DALLAS — The University of Colorado Board of Regents will have $1.4 billion of outstanding debt after this week’s $203 million enterprise revenue bond issue, according to analysts.
The university system achieved a true interest cost of 4.146% on the Series A bonds with serial maturities through 2041, said treasurer Don Eldhart.
The bonds had ratings of Aa2 from Moody’s Investors Service and AA-plus from Fitch Ratings, both with stable outlooks.
The bonds priced through negotiation Tuesday with Stifel, Nicolaus & Co. as book-runner. RBC Capital Markets and Loop Capital Markets were co-managers.

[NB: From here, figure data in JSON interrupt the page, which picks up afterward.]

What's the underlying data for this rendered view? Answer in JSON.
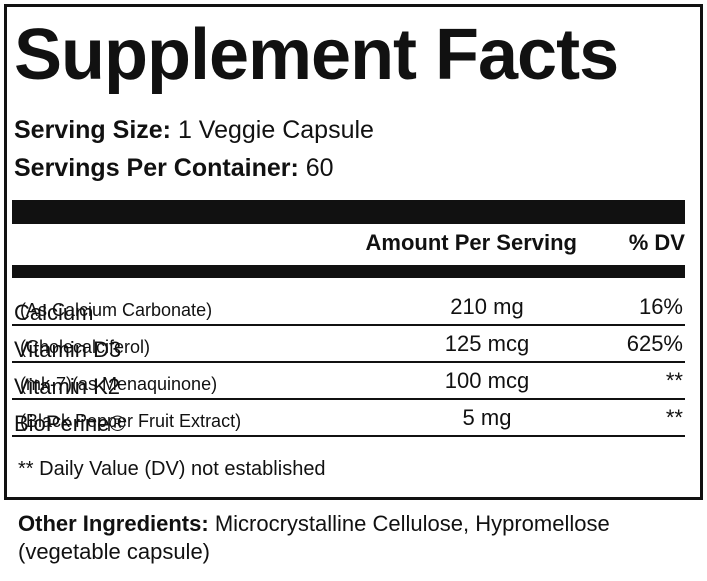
{
  "title": "Supplement Facts",
  "serving_size": {
    "label": "Serving Size:",
    "value": "1 Veggie Capsule"
  },
  "servings_per_container": {
    "label": "Servings Per Container:",
    "value": "60"
  },
  "header": {
    "amount": "Amount Per Serving",
    "dv": "% DV"
  },
  "rows": [
    {
      "name": "Calcium",
      "detail": "(As Calcium Carbonate)",
      "amount": "210 mg",
      "dv": "16%"
    },
    {
      "name": "Vitamin D3",
      "detail": "(Cholecalciferol)",
      "amount": "125 mcg",
      "dv": "625%"
    },
    {
      "name": "Vitamin K2",
      "detail": "(mk-7)(as Menaquinone)",
      "amount": "100 mcg",
      "dv": "**"
    },
    {
      "name": "BioPerine®",
      "detail": "(Black Pepper Fruit Extract)",
      "amount": "5 mg",
      "dv": "**"
    }
  ],
  "footnote": "** Daily Value (DV) not established",
  "other_ingredients": {
    "label": "Other Ingredients:",
    "text": "Microcrystalline Cellulose, Hypromellose (vegetable capsule)"
  }
}
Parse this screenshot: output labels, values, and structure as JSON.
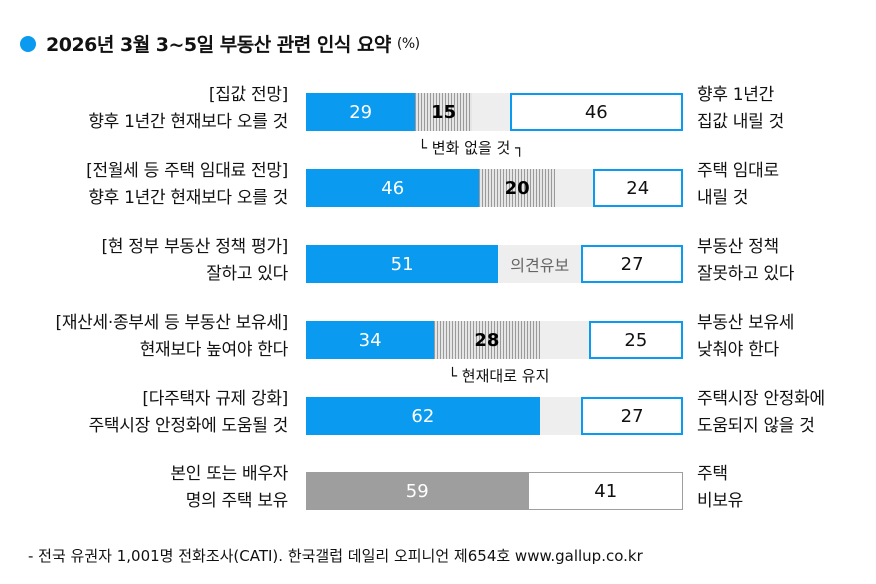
{
  "title": "2026년 3월 3~5일 부동산 관련 인식 요약",
  "unit": "(%)",
  "colors": {
    "accent": "#0a9bf0",
    "neutral": "#9e9e9e",
    "remainder": "#eeeeee"
  },
  "chart_data": {
    "type": "bar",
    "stacked": true,
    "title": "2026년 3월 3~5일 부동산 관련 인식 요약 (%)",
    "rows": [
      {
        "left": [
          "[집값 전망]",
          "향후 1년간 현재보다 오를 것"
        ],
        "right": [
          "향후 1년간",
          "집값 내릴 것"
        ],
        "primary": 29,
        "middle": 15,
        "middle_label": "",
        "secondary": 46
      },
      {
        "left": [
          "[전월세 등 주택 임대료 전망]",
          "향후 1년간 현재보다 오를 것"
        ],
        "right": [
          "주택 임대로",
          "내릴 것"
        ],
        "primary": 46,
        "middle": 20,
        "middle_label": "",
        "secondary": 24
      },
      {
        "left": [
          "[현 정부 부동산 정책 평가]",
          "잘하고 있다"
        ],
        "right": [
          "부동산 정책",
          "잘못하고 있다"
        ],
        "primary": 51,
        "middle": null,
        "middle_label": "의견유보",
        "secondary": 27
      },
      {
        "left": [
          "[재산세·종부세 등 부동산 보유세]",
          "현재보다 높여야 한다"
        ],
        "right": [
          "부동산 보유세",
          "낮춰야 한다"
        ],
        "primary": 34,
        "middle": 28,
        "middle_label": "",
        "secondary": 25
      },
      {
        "left": [
          "[다주택자 규제 강화]",
          "주택시장 안정화에 도움될 것"
        ],
        "right": [
          "주택시장 안정화에",
          "도움되지 않을 것"
        ],
        "primary": 62,
        "middle": null,
        "middle_label": "",
        "secondary": 27
      },
      {
        "left": [
          "본인 또는 배우자",
          "명의 주택 보유"
        ],
        "right": [
          "주택",
          "비보유"
        ],
        "primary": 59,
        "middle": null,
        "middle_label": "",
        "secondary": 41,
        "gray": true
      }
    ],
    "annotations": [
      "└ 변화 없을 것 ┐",
      "└ 현재대로 유지"
    ]
  },
  "footer": "- 전국 유권자 1,001명 전화조사(CATI). 한국갤럽 데일리 오피니언 제654호 www.gallup.co.kr"
}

Proceeds from the bonds will finance capital improvements at the Boulder and Colorado Springs campuses and cover issuance costs.
The regents had planned to issue $42 million of Series B refunding bonds, but the escrows were prohibitively expensive, Eldhart said.
Projects at CU Boulder include renovation and construction of its heating and cooling complex, expansion of the current student recreation center, and expansion and renovation of residential facilities in the Kittredge Complex.
The projects at CU Colorado Springs include expansion of its residence halls to accommodate an additional 216 beds and the first phase of construction of an academic health sciences center.
Despite its diverse array of academic offerings and well-regarded research programs, the University of Colorado, like other large public university systems, faces severe economic challenges as the Colorado legislature seeks ways to cut spending.
Moody’s analyst Erin V. Ortiz noted that the state funding problems come during a period of CU’s growing debt relative to expendable financial resources.
“Pro-forma debt has grown 59% from fiscal year 2007, with FY 2010 expendable financial resources covering pro-forma debt, including the Series 2011 bonds, 1.0 times,” Ortiz said in the rating report.
Due to Colorado’s ongoing revenue shortfall, state support to CU has fallen about $72 million since fiscal 2009.
“While this represents a limited portion of the university’s operating budget, management took steps to offset this loss in funding, including raising tuition and fees and reducing and-or eliminating various administrative costs,” noted Fitch analyst Colin Walsh.
Despite the funding pressures, respected public universities like CU are expected to weather the economic weakness better than other sectors due to growing demand for higher education and varied revenue sources.
“The recent recession created a proving ground of sorts for colleges and universities, with many institutions demonstrating surprising resilience,” Standard & Poor’s said in a June report on the sector. “However, this is reflected in the average credit rating on public colleges and universities remaining unchanged at A-plus with a stable outlook.”